Joonas Lindgren

Personal information
- Nationality: Finland
- Born: 31 May 1986 (age 40) Helsinki, Finland
- Height: 1.70 m (5 ft 7 in)
- Weight: 64 kg (141 lb)

Sailing career
- Sport: Sailing
- Club: Helsingfors Segelklubb
- Coached by: Jouko Lindgren
- Class: Dinghy

= Joonas Lindgren =

Finnish sailor

Joonas Lindgren (born 31 May 1986 in Helsinki) is a Finnish sailor, who specialized in two-person dinghy (470) class. He represented Finland at the 2012 Summer Olympics, and has also been training for the Helsinki Sailing Club (Helsingfors Segelklubb) throughout most of his sporting career. His father and personal coach Jouko Lindgren shared bronze medals with Georg Tallberg in the same program at the 1980 Summer Olympics in Moscow. As of September 2013, Lindgren is ranked no. 33 in the world for two-person dinghy class by the International Sailing Federation.

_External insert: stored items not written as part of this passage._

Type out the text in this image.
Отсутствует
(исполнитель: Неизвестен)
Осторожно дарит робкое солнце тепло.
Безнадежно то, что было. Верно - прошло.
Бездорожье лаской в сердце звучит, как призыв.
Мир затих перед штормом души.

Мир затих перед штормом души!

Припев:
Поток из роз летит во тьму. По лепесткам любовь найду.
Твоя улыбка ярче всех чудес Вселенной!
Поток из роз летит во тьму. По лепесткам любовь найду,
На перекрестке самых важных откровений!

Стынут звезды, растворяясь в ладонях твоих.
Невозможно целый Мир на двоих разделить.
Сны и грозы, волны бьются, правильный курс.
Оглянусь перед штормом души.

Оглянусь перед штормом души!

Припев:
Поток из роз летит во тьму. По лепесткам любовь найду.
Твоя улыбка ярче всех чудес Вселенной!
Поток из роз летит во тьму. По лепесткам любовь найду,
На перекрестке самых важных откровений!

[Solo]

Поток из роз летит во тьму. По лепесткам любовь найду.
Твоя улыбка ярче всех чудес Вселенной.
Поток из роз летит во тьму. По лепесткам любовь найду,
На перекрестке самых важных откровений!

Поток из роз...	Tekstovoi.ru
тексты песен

Lindgren competed as a skipper in the men's 470 class at the 2012 Summer Olympics in London by finishing twenty-second and receiving a berth from the ISAF World Championships in Perth, Western Australia. Teaming with his younger brother and skipper Niklas Lindgren in the opening series, the Finnish duo accumulated a net score of 167 to claim a twenty-first spot in a fleet of twenty-seven boats.